La vigilia delle riunioni del Consiglio europeo è un rituale monotono quanto inutile. Il presidente di turno si presenta di fronte a un Parlamento addomesticato dall’obbligo, almeno per la maggioranza, di non creare difficoltà al manovratore. Il premier ascolta o finge di ascoltare ma che tenga conto del dibattito è escluso. La sceneggiata si ripeterà oggi al Senato e domani alla Camera.

La premier si è preparata all’appuntamento di giovedì a Bruxelles in un lungo colloquio telefonico con il cancelliere tedesco Scholz. Chigi informa che tra i due c’è stato pieno accordo sulla necessità di «dare un ulteriore segnale di sostegno all’Ucraina a 360 gradi». La formula si traduce con una parola sola: munizioni. Ieri il vertice dei ministri degli Esteri ha accolto la proposta presentata l’8 marzo dal rappresentante Esteri della Ue Borrell: 2 miliardi da stanziare subito per rifornire l’artiglieria di Kiev, poi di miliardi ne serviranno altri 3,5 dal momento che il fondo europeo per le spese militari all’estero creato nel 2021 con un budget di 5 miliardi ha speso quasi tutto per spedire armi all’Ucraina.

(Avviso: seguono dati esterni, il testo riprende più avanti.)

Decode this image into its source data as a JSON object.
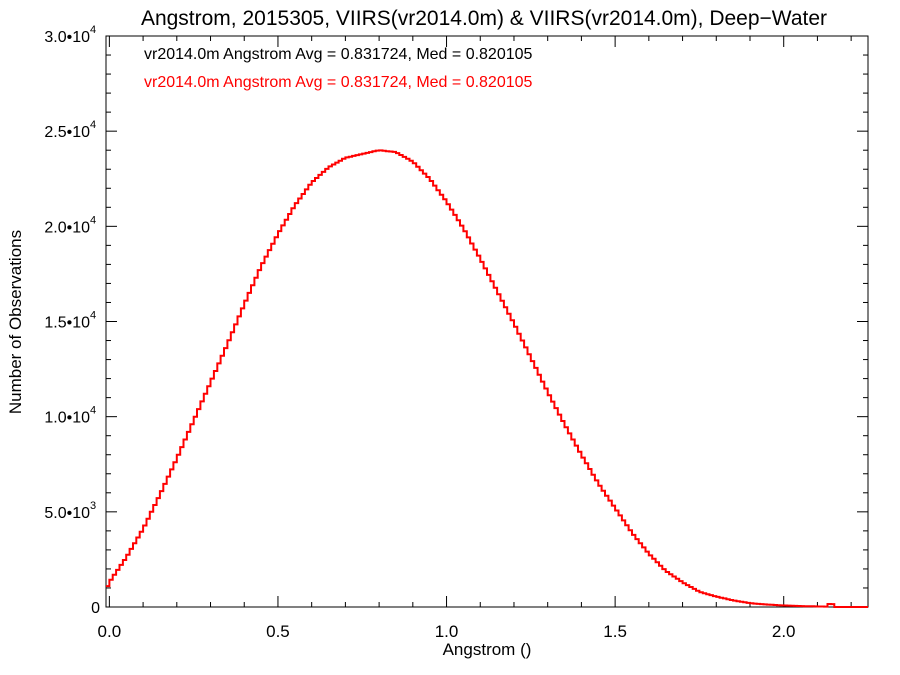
{
  "chart_data": {
    "type": "line",
    "title": "Angstrom, 2015305, VIIRS(vr2014.0m) & VIIRS(vr2014.0m), Deep−Water",
    "xlabel": "Angstrom ()",
    "ylabel": "Number of Observations",
    "xlim": [
      -0.01,
      2.25
    ],
    "ylim": [
      0,
      30000
    ],
    "x_ticks": [
      {
        "value": 0.0,
        "label": "0.0"
      },
      {
        "value": 0.5,
        "label": "0.5"
      },
      {
        "value": 1.0,
        "label": "1.0"
      },
      {
        "value": 1.5,
        "label": "1.5"
      },
      {
        "value": 2.0,
        "label": "2.0"
      }
    ],
    "y_ticks": [
      {
        "value": 0,
        "mant": "0",
        "exp": ""
      },
      {
        "value": 5000,
        "mant": "5.0•10",
        "exp": "3"
      },
      {
        "value": 10000,
        "mant": "1.0•10",
        "exp": "4"
      },
      {
        "value": 15000,
        "mant": "1.5•10",
        "exp": "4"
      },
      {
        "value": 20000,
        "mant": "2.0•10",
        "exp": "4"
      },
      {
        "value": 25000,
        "mant": "2.5•10",
        "exp": "4"
      },
      {
        "value": 30000,
        "mant": "3.0•10",
        "exp": "4"
      }
    ],
    "grid": false,
    "legend": [
      {
        "text": "vr2014.0m Angstrom Avg = 0.831724, Med = 0.820105",
        "color": "#000000"
      },
      {
        "text": "vr2014.0m Angstrom Avg = 0.831724, Med = 0.820105",
        "color": "#ff0000"
      }
    ],
    "series": [
      {
        "color": "#ff0000",
        "x": [
          -0.01,
          0.0,
          0.05,
          0.1,
          0.15,
          0.2,
          0.25,
          0.3,
          0.35,
          0.4,
          0.45,
          0.5,
          0.55,
          0.6,
          0.65,
          0.7,
          0.75,
          0.8,
          0.85,
          0.9,
          0.95,
          1.0,
          1.05,
          1.1,
          1.15,
          1.2,
          1.25,
          1.3,
          1.35,
          1.4,
          1.45,
          1.5,
          1.55,
          1.6,
          1.65,
          1.7,
          1.75,
          1.8,
          1.85,
          1.9,
          1.95,
          2.0,
          2.05,
          2.1,
          2.13,
          2.14,
          2.15,
          2.2,
          2.25
        ],
        "y": [
          900,
          1300,
          2600,
          4100,
          5900,
          7800,
          9800,
          11800,
          13800,
          15900,
          17900,
          19600,
          21100,
          22300,
          23100,
          23600,
          23800,
          24000,
          23900,
          23400,
          22500,
          21300,
          19900,
          18300,
          16600,
          14900,
          13100,
          11300,
          9600,
          8000,
          6500,
          5200,
          3900,
          2800,
          1900,
          1300,
          800,
          550,
          350,
          200,
          130,
          80,
          50,
          30,
          20,
          300,
          0,
          0,
          0
        ]
      }
    ]
  }
}
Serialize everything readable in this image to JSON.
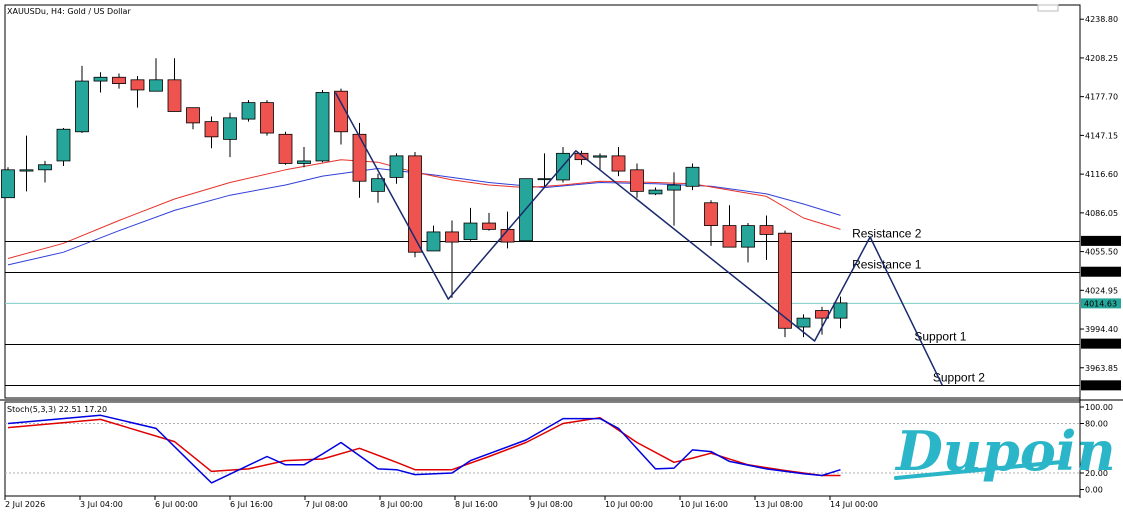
{
  "symbol_info": "XAUUSDu, H4:  Gold / US Dollar",
  "indicator_info": "Stoch(5,3,3) 22.51 17.20",
  "watermark": "Dupoin",
  "colors": {
    "bull": "#26a69a",
    "bear": "#ef5350",
    "ma_fast": "#e8322a",
    "ma_slow": "#3040d8",
    "pattern": "#1a2a6c",
    "current_price": "#80cbc4",
    "stoch_main": "#0000e0",
    "stoch_signal": "#e00000",
    "watermark": "#2bb5c8"
  },
  "chart_data": {
    "type": "candlestick",
    "main_ylim": [
      3940,
      4250
    ],
    "price_ticks": [
      "4238.80",
      "4208.25",
      "4177.70",
      "4147.15",
      "4116.60",
      "4086.05",
      "4055.50",
      "4024.95",
      "3994.40",
      "3963.85"
    ],
    "x_tick_labels": [
      "2 Jul 2026",
      "3 Jul 04:00",
      "6 Jul 00:00",
      "6 Jul 16:00",
      "7 Jul 08:00",
      "8 Jul 00:00",
      "8 Jul 16:00",
      "9 Jul 08:00",
      "10 Jul 00:00",
      "10 Jul 16:00",
      "13 Jul 08:00",
      "14 Jul 00:00"
    ],
    "candles": [
      {
        "o": 4098,
        "h": 4122,
        "l": 4098,
        "c": 4120
      },
      {
        "o": 4119,
        "h": 4147,
        "l": 4103,
        "c": 4120
      },
      {
        "o": 4120,
        "h": 4127,
        "l": 4110,
        "c": 4124
      },
      {
        "o": 4127,
        "h": 4153,
        "l": 4123,
        "c": 4152
      },
      {
        "o": 4150,
        "h": 4202,
        "l": 4149,
        "c": 4190
      },
      {
        "o": 4190,
        "h": 4197,
        "l": 4181,
        "c": 4193
      },
      {
        "o": 4193,
        "h": 4196,
        "l": 4184,
        "c": 4188
      },
      {
        "o": 4191,
        "h": 4194,
        "l": 4169,
        "c": 4183
      },
      {
        "o": 4182,
        "h": 4208,
        "l": 4183,
        "c": 4191
      },
      {
        "o": 4191,
        "h": 4208,
        "l": 4167,
        "c": 4166
      },
      {
        "o": 4169,
        "h": 4169,
        "l": 4152,
        "c": 4157
      },
      {
        "o": 4158,
        "h": 4162,
        "l": 4137,
        "c": 4146
      },
      {
        "o": 4144,
        "h": 4165,
        "l": 4130,
        "c": 4161
      },
      {
        "o": 4160,
        "h": 4175,
        "l": 4158,
        "c": 4173
      },
      {
        "o": 4173,
        "h": 4175,
        "l": 4147,
        "c": 4149
      },
      {
        "o": 4148,
        "h": 4150,
        "l": 4124,
        "c": 4125
      },
      {
        "o": 4125,
        "h": 4138,
        "l": 4122,
        "c": 4127
      },
      {
        "o": 4127,
        "h": 4183,
        "l": 4126,
        "c": 4181
      },
      {
        "o": 4182,
        "h": 4184,
        "l": 4140,
        "c": 4150
      },
      {
        "o": 4148,
        "h": 4157,
        "l": 4098,
        "c": 4111
      },
      {
        "o": 4103,
        "h": 4117,
        "l": 4094,
        "c": 4113
      },
      {
        "o": 4114,
        "h": 4133,
        "l": 4109,
        "c": 4131
      },
      {
        "o": 4131,
        "h": 4134,
        "l": 4051,
        "c": 4055
      },
      {
        "o": 4056,
        "h": 4076,
        "l": 4056,
        "c": 4071
      },
      {
        "o": 4071,
        "h": 4080,
        "l": 4019,
        "c": 4063
      },
      {
        "o": 4065,
        "h": 4090,
        "l": 4064,
        "c": 4078
      },
      {
        "o": 4078,
        "h": 4086,
        "l": 4072,
        "c": 4073
      },
      {
        "o": 4073,
        "h": 4087,
        "l": 4058,
        "c": 4063
      },
      {
        "o": 4064,
        "h": 4113,
        "l": 4064,
        "c": 4113
      },
      {
        "o": 4113,
        "h": 4133,
        "l": 4106,
        "c": 4113
      },
      {
        "o": 4112,
        "h": 4138,
        "l": 4110,
        "c": 4133
      },
      {
        "o": 4133,
        "h": 4135,
        "l": 4124,
        "c": 4128
      },
      {
        "o": 4130,
        "h": 4133,
        "l": 4120,
        "c": 4131
      },
      {
        "o": 4131,
        "h": 4138,
        "l": 4115,
        "c": 4119
      },
      {
        "o": 4120,
        "h": 4125,
        "l": 4098,
        "c": 4103
      },
      {
        "o": 4101,
        "h": 4106,
        "l": 4100,
        "c": 4104
      },
      {
        "o": 4104,
        "h": 4118,
        "l": 4076,
        "c": 4108
      },
      {
        "o": 4107,
        "h": 4125,
        "l": 4104,
        "c": 4122
      },
      {
        "o": 4094,
        "h": 4096,
        "l": 4060,
        "c": 4076
      },
      {
        "o": 4076,
        "h": 4092,
        "l": 4059,
        "c": 4059
      },
      {
        "o": 4059,
        "h": 4078,
        "l": 4047,
        "c": 4076
      },
      {
        "o": 4076,
        "h": 4084,
        "l": 4049,
        "c": 4069
      },
      {
        "o": 4070,
        "h": 4072,
        "l": 3988,
        "c": 3995
      },
      {
        "o": 3996,
        "h": 4006,
        "l": 3988,
        "c": 4003
      },
      {
        "o": 4009,
        "h": 4012,
        "l": 3990,
        "c": 4003
      },
      {
        "o": 4003,
        "h": 4020,
        "l": 3995,
        "c": 4015
      }
    ],
    "ma_fast": [
      {
        "i": 0,
        "v": 4050
      },
      {
        "i": 3,
        "v": 4062
      },
      {
        "i": 6,
        "v": 4080
      },
      {
        "i": 9,
        "v": 4097
      },
      {
        "i": 12,
        "v": 4110
      },
      {
        "i": 15,
        "v": 4120
      },
      {
        "i": 18,
        "v": 4128
      },
      {
        "i": 20,
        "v": 4126
      },
      {
        "i": 22,
        "v": 4118
      },
      {
        "i": 24,
        "v": 4112
      },
      {
        "i": 26,
        "v": 4108
      },
      {
        "i": 28,
        "v": 4106
      },
      {
        "i": 30,
        "v": 4108
      },
      {
        "i": 32,
        "v": 4111
      },
      {
        "i": 35,
        "v": 4110
      },
      {
        "i": 37,
        "v": 4109
      },
      {
        "i": 39,
        "v": 4104
      },
      {
        "i": 41,
        "v": 4099
      },
      {
        "i": 43,
        "v": 4082
      },
      {
        "i": 45,
        "v": 4073
      }
    ],
    "ma_slow": [
      {
        "i": 0,
        "v": 4045
      },
      {
        "i": 3,
        "v": 4055
      },
      {
        "i": 6,
        "v": 4072
      },
      {
        "i": 9,
        "v": 4088
      },
      {
        "i": 12,
        "v": 4100
      },
      {
        "i": 15,
        "v": 4108
      },
      {
        "i": 17,
        "v": 4115
      },
      {
        "i": 20,
        "v": 4121
      },
      {
        "i": 23,
        "v": 4116
      },
      {
        "i": 26,
        "v": 4110
      },
      {
        "i": 29,
        "v": 4106
      },
      {
        "i": 32,
        "v": 4110
      },
      {
        "i": 35,
        "v": 4109
      },
      {
        "i": 38,
        "v": 4107
      },
      {
        "i": 41,
        "v": 4101
      },
      {
        "i": 43,
        "v": 4093
      },
      {
        "i": 45,
        "v": 4084
      }
    ],
    "pattern_line": [
      {
        "i": 17.7,
        "v": 4181
      },
      {
        "i": 23.8,
        "v": 4018
      },
      {
        "i": 30.7,
        "v": 4135
      },
      {
        "i": 43.6,
        "v": 3985
      },
      {
        "i": 46.6,
        "v": 4067
      },
      {
        "i": 50.5,
        "v": 3949.99
      }
    ],
    "levels": [
      {
        "name": "Resistance 2",
        "price": 4063.93,
        "price_label": "4063.93",
        "anchor_i": 47.5
      },
      {
        "name": "Resistance 1",
        "price": 4039.61,
        "price_label": "4039.61",
        "anchor_i": 47.5
      },
      {
        "name": "Support 1",
        "price": 3982.88,
        "price_label": "3982.88",
        "anchor_i": 50.4
      },
      {
        "name": "Support 2",
        "price": 3949.99,
        "price_label": "3949.99",
        "anchor_i": 51.4
      }
    ],
    "current_price": {
      "price": 4014.63,
      "label": "4014.63"
    },
    "stoch": {
      "ylim": [
        0,
        100
      ],
      "y_ticks": [
        "100.00",
        "80.00",
        "20.00",
        "0.00"
      ],
      "levels": [
        80,
        20
      ],
      "main": [
        {
          "i": 0,
          "v": 80
        },
        {
          "i": 5,
          "v": 90
        },
        {
          "i": 8,
          "v": 74
        },
        {
          "i": 10,
          "v": 30
        },
        {
          "i": 11,
          "v": 8
        },
        {
          "i": 14,
          "v": 40
        },
        {
          "i": 15,
          "v": 30
        },
        {
          "i": 16,
          "v": 30
        },
        {
          "i": 17,
          "v": 43
        },
        {
          "i": 18,
          "v": 57
        },
        {
          "i": 20,
          "v": 25
        },
        {
          "i": 21,
          "v": 24
        },
        {
          "i": 22,
          "v": 18
        },
        {
          "i": 24,
          "v": 20
        },
        {
          "i": 25,
          "v": 35
        },
        {
          "i": 28,
          "v": 60
        },
        {
          "i": 30,
          "v": 86
        },
        {
          "i": 32,
          "v": 86
        },
        {
          "i": 33,
          "v": 74
        },
        {
          "i": 35,
          "v": 25
        },
        {
          "i": 36,
          "v": 26
        },
        {
          "i": 37,
          "v": 48
        },
        {
          "i": 38,
          "v": 46
        },
        {
          "i": 39,
          "v": 34
        },
        {
          "i": 41,
          "v": 25
        },
        {
          "i": 43,
          "v": 19
        },
        {
          "i": 44,
          "v": 17
        },
        {
          "i": 45,
          "v": 24
        }
      ],
      "signal": [
        {
          "i": 0,
          "v": 75
        },
        {
          "i": 5,
          "v": 85
        },
        {
          "i": 9,
          "v": 58
        },
        {
          "i": 11,
          "v": 22
        },
        {
          "i": 13,
          "v": 25
        },
        {
          "i": 15,
          "v": 35
        },
        {
          "i": 17,
          "v": 37
        },
        {
          "i": 19,
          "v": 50
        },
        {
          "i": 21,
          "v": 33
        },
        {
          "i": 22,
          "v": 24
        },
        {
          "i": 24,
          "v": 24
        },
        {
          "i": 26,
          "v": 40
        },
        {
          "i": 28,
          "v": 57
        },
        {
          "i": 30,
          "v": 80
        },
        {
          "i": 32,
          "v": 87
        },
        {
          "i": 34,
          "v": 57
        },
        {
          "i": 36,
          "v": 33
        },
        {
          "i": 37,
          "v": 38
        },
        {
          "i": 38,
          "v": 44
        },
        {
          "i": 40,
          "v": 30
        },
        {
          "i": 42,
          "v": 23
        },
        {
          "i": 44,
          "v": 17
        },
        {
          "i": 45,
          "v": 17
        }
      ]
    }
  }
}
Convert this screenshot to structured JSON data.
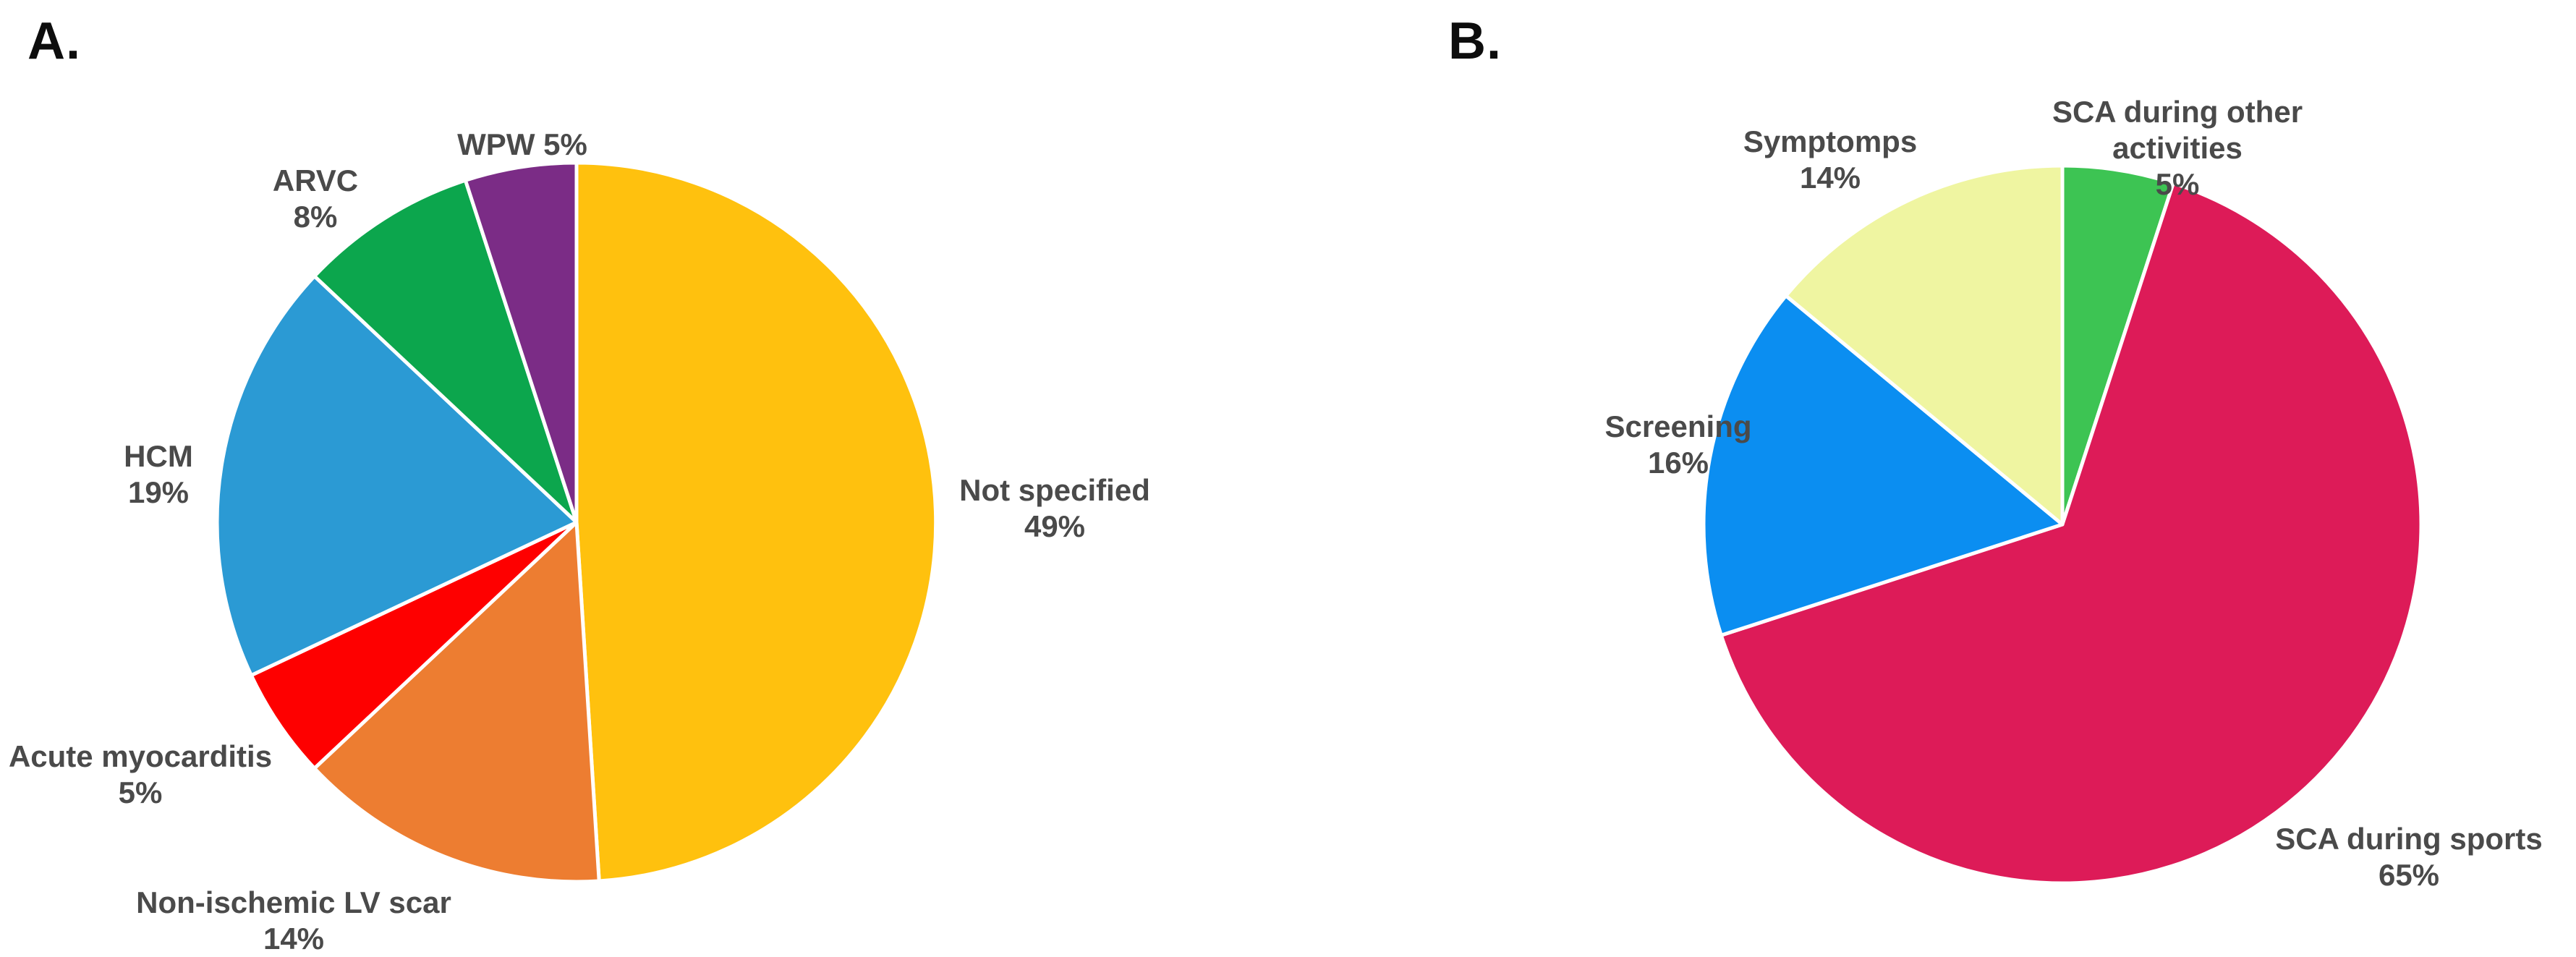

La proposta dovrà ora essere approvata dal Consiglio. Se ci saranno paesi titubanti l’Italia non sarà tra questi. La premier va avanti come un panzer, anche se qualche preoccupazione per il dissenso degli stessi elettori di FdI a Chigi inizia ad affiorare. Come d’abitudine qualche stormir di vento frondista nella maggioranza c’è stato. Non da parte della Lega, troppo contenta di aver ottenuto quel che voleva su tutti i fronti a partire dall’immigrazione per creare problemi, ma nelle file azzurre. Nonostante le dichiarazioni di fatto apertamente putiniane del Cavaliere e nonostante i dubbi di molti ufficiali forzisti, i conati di dissenso sono però stati riportati subito all’ordine. Se ne è occupata Marta Fascina, consorte del gran capo, ma ci vuole molta fantasia per immaginare che la deputata non si muova in piena assonanza con il Cavaliere. La scelta di evitare ogni frizione con la premier è sua.

La mozione unitaria della maggioranza confermerà dunque in pieno il radicalismo atlantista imposto dalla presidente ai tiepidi alleati. Le divisioni campeggiano tutte dall’altra parte della barricata. Il Pd presenterà una risoluzione in continuità con la linea di Letta: sarà ribadito il «sostegno al diritto all’autodifesa dell’Ucraina», formula obliqua per appoggiare l’invio delle armi però senza dirlo esplicitamente ed è la prima volta. Il particolare denota che nel Pd inizia a serpeggiare parecchia inquietudine pur se affrontata con l’eterno scudo dell’ipocrisia. Il documento dei 5S sarà al contrario esplicito e apertamente contrario all’invio delle armi. «Abbiamo già dato. Qualcuno deve imprimere una svolta e vogliamo che sia l’Italia. Mi auguro che il Pd, con la nuova leadership, possa fare una scelta nella nostra stessa direzione», assicura Conte. Va da sé che in realtà il leader dei 5S si augura soprattutto di mettere Schlein con le spalle al muro e recuperare così consensi. In realtà la sfida delle risoluzioni in questo caso è secondaria. Rilevante sarebbe l’intervento della segreteria domani, se decidesse di parlare ed è però quasi escluso. In ogni caso il Pd qualche differenza dalla linea Letta dovrà marcarla.

Si parlerà anche moltissimo d’immigrazione, al centro ieri di un incontro tra Meloni e il ministro Piantedosi ma anche molto del colloquio con Scholz. La premier spera di lasciarsi alle spalle l’orrore di Cutro. Non sarà accontentata. Proprio ieri tutte le opposizioni hanno chiesto l’accesso all’intera documentazione sulla tragedia. Quel caso non è chiuso.